Jeera prices declined by 1.05% to settle at 21,615, pressured by the arrival of the new crop and comfortable supply conditions in the market. Weak export demand, especially from China, has further added to the downside, leading to a build-up of domestic stocks. Farmers are actively selling their produce to take advantage of prevailing prices, which is keeping near-term pressure intact. On the production front, output is expected to fall by around 5% this year to 5.13 lakh tonnes. Gujarat, a key producing state, is likely to see a sharp drop in production due to lower acreage and weaker yields, with sowing down over 14% year-on-year. In contrast, Rajasthan is expected to offset some of this decline with higher output supported by better yields.
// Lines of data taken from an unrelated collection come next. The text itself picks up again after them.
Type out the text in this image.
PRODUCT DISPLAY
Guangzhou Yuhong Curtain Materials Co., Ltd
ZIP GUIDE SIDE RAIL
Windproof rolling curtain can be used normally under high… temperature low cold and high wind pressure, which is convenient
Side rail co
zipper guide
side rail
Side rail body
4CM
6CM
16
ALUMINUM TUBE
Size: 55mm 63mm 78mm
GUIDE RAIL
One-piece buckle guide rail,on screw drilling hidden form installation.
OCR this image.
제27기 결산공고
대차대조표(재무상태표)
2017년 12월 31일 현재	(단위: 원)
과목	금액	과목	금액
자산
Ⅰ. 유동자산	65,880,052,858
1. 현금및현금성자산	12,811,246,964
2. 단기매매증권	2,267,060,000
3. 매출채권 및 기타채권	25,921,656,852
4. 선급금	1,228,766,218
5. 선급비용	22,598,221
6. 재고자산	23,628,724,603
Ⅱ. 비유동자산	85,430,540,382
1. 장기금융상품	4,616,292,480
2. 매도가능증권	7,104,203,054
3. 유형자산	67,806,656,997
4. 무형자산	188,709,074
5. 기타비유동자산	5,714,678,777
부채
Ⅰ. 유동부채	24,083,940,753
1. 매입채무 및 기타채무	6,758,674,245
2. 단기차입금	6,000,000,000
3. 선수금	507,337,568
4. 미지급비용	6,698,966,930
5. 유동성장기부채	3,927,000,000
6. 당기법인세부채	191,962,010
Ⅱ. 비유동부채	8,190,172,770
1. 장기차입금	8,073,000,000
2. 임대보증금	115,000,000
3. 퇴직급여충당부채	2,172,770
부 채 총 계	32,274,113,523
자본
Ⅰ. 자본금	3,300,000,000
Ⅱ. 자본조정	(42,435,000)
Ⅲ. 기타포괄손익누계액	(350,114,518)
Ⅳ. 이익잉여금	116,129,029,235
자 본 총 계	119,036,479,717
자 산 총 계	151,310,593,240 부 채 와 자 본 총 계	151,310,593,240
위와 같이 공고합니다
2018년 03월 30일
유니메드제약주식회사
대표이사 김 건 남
Weather risks, including heatwaves and pest attacks like aphids, continue to pose uncertainty for the final crop size. Export demand remains a concern, with shipments declining sharply both on a monthly and cumulative basis, reflecting subdued global interest. Despite tighter global supplies due to disruptions in other producing countries, India’s export momentum remains weak. Technically, the market is witnessing fresh selling pressure, with open interest rising by 12.76%. Jeera has immediate support at 21,470, with further downside toward 21,330. On the upside, resistance is seen at 21,820, and a move above this level could push prices toward 22,030.

Trading Ideas:

* Jeera trading range for the day is 21530-22210.

* Jeera prices gained as data shows a significant year-on-year drop in arrivals at Unjha, tightening immediate availability.

* Intense heatwaves in Gujarat during the final maturation stage have resulted in shriveled grains, reducing the supply of bold-grade Jeera.

* Outbreaks of blight disease in key Gujarat pockets have reduced the quality and quantity of the harvestable crop.

* In Unjha, a major spot market, the price ended at 21566.45 Rupees gained by 0.27 percent.